With its flagship venue in Farringdon located on the very same site on which the game of ping pong was first created, the company has proven itself expert in revamping the game to cater to the new generation – and it does, with customers ranging from FTSE 100 company events to millennials throwing a birthday party. And with a new venue just opened in Chicago – and plans to head East, with Hong Kong and Tokyo at the top of the expansion list – Bounce could prove to be the concept that unites truly global teams.
Another one of Adam’s ideas on his path to creating an underground revolution is Flight Club, which launched in London’s Shoreditch last September. Founded alongside Steve Moore and Paul Barhan, the company plans to repopularise and redefine old-school sports in a more social context, integrating technology to recreate pub favourites.
“Anything people engage with that has action, fun and competitiveness where you can have a drink in one hand is basically going to work” – Adam Breeden, Bounce co-founder
According to Adam, both concepts work because people like being active in an environment surrounded by energetic people. He says: “Anything people engage with that has action, fun and competitiveness where you can have a drink in one hand is basically going to work.” And he would know – after graduating from business school in Paris, the entrepreneur set up the award-winning cocktail bar The Lonsdale in London’s Notting Hill before going on to found tenpin bowling concept All Star Lanes in Shoreditch.

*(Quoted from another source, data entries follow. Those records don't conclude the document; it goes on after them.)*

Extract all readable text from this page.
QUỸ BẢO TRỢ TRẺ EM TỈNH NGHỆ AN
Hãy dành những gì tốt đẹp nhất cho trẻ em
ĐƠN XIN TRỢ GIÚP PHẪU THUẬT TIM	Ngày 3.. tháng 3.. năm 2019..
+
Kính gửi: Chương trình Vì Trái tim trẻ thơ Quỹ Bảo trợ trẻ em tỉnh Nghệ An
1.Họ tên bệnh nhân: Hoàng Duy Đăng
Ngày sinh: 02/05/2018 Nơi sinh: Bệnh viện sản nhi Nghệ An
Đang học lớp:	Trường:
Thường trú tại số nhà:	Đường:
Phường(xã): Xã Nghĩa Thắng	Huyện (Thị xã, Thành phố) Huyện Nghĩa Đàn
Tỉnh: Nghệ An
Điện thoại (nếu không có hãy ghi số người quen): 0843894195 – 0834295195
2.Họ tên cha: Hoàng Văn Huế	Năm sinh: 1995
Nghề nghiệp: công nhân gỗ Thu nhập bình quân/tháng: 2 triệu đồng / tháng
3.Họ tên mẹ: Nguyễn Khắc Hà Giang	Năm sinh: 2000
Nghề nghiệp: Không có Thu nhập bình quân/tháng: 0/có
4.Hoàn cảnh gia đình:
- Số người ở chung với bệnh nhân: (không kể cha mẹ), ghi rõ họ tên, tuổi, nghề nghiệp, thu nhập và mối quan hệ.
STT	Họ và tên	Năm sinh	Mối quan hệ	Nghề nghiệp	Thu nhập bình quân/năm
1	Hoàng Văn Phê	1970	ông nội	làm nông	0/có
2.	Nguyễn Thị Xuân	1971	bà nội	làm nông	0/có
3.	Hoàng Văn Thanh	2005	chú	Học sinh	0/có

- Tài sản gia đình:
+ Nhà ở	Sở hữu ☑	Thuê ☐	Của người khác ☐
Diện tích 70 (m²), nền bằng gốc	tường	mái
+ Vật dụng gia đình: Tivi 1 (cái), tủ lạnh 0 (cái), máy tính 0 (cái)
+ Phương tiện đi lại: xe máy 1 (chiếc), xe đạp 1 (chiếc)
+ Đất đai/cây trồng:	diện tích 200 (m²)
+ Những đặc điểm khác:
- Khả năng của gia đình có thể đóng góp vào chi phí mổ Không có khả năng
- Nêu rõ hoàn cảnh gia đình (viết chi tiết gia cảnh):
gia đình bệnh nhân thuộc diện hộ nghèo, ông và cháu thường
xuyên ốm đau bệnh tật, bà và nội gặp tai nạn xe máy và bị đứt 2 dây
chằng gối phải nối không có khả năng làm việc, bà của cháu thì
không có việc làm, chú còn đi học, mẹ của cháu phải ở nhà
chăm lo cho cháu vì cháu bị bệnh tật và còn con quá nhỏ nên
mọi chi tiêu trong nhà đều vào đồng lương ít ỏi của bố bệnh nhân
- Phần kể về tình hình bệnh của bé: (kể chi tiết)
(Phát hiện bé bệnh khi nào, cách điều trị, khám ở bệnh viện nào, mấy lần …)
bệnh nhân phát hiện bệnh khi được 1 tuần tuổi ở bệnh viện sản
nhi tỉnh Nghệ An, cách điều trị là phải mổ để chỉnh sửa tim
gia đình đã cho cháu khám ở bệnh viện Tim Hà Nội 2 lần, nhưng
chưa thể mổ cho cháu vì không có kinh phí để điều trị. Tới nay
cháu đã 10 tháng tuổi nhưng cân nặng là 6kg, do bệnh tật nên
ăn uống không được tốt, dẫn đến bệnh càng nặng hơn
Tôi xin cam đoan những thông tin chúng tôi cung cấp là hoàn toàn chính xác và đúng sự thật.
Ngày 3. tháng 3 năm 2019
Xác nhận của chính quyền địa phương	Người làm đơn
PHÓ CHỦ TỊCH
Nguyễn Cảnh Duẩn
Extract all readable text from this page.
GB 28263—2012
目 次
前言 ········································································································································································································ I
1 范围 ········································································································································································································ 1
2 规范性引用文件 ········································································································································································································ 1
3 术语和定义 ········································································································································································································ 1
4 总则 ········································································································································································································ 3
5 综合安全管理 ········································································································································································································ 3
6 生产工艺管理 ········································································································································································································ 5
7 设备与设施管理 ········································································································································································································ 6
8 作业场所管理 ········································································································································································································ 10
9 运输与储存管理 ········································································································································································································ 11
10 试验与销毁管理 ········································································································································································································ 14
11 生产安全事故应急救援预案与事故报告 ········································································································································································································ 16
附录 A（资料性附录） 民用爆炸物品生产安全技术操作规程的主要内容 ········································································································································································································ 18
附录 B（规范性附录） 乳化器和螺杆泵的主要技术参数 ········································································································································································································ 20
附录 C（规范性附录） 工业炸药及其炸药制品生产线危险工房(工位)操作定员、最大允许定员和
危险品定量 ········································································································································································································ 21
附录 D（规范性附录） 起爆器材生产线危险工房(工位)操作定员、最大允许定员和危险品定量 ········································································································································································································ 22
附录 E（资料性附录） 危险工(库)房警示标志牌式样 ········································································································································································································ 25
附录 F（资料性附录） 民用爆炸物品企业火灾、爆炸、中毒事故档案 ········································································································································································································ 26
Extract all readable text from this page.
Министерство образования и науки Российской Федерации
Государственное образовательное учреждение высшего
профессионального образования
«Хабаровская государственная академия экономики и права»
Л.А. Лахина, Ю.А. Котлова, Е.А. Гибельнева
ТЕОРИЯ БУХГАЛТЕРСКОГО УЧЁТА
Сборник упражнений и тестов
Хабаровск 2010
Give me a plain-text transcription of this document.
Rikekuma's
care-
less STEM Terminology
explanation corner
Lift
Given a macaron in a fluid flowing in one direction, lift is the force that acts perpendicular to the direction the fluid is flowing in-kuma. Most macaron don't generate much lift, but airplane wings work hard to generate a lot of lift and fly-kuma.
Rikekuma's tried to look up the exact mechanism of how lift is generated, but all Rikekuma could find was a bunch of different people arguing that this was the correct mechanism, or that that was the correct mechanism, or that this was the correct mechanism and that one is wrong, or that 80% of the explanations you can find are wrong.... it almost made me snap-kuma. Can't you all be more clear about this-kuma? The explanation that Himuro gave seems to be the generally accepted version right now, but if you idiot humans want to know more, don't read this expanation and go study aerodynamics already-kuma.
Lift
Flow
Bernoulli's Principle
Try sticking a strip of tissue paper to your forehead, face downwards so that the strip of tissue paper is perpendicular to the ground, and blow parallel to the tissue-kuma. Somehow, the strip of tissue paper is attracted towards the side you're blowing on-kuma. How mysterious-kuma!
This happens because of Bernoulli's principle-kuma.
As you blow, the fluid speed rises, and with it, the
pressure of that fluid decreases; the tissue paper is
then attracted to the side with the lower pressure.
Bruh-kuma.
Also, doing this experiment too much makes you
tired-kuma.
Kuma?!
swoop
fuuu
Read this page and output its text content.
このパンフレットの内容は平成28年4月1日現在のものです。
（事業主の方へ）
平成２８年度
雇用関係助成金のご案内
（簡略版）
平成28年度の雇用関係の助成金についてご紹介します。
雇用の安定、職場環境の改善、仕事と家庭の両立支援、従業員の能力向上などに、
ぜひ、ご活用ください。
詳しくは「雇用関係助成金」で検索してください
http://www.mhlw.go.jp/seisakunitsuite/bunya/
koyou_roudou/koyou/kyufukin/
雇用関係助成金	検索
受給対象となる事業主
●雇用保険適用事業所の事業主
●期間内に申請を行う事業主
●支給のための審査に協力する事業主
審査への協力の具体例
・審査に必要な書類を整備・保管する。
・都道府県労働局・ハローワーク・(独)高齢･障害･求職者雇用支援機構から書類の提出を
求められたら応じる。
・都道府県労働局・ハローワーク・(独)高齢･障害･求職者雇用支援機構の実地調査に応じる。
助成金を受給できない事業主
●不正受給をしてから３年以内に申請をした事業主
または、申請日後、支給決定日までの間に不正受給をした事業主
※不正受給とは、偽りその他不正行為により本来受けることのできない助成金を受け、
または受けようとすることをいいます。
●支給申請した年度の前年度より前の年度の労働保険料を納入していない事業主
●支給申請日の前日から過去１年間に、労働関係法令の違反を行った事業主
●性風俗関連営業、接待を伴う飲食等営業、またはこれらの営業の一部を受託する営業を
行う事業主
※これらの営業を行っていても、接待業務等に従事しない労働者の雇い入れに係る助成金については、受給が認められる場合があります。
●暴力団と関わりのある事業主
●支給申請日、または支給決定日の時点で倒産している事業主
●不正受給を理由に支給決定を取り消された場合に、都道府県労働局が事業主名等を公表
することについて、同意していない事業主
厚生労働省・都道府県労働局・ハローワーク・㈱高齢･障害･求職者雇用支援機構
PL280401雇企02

What the concepts really do is close a gap in city socialising. Until now, professionals leaving work in the afternoon had the choice to head to the bar or to go do an activity – be it a running club, the cinema, or otherwise. By fusing activities with food and drink, Adam targeted the middle ground between those two categories – and he hit the bullseye. According to him, “All Star Lanes demonstrated that people wanted to engage in fun activities as part of a night out, especially as part of a larger group – a market sorely under catered for.”
“People want to engage in fun activities as part of a night out, especially as part of a larger group” – Adam
A cursory search for the term ‘social entertainment’ on Google returns more results about social media than about interactive activities, and research shows that adults are checking into their social media accounts up to 40 times per day – nearly three times per waking hour! While social media has empowered countless individuals globally with a voice, a platform and an audience, it has also kept us from spending more time together in person. Could Bounce and Flight Club be part of a revolution that turns the definition of ‘social entertainment’ from a screen-based activity to an in-person one?
With strength and growth of the digital world, it can be challenging to fight back and to create an experience-based business. But as live interactions between coworkers decrease with the rise of apps like Slack and the incessant use of email, this new version of ‘social entertainment’ could be what we need to stay strong as a team.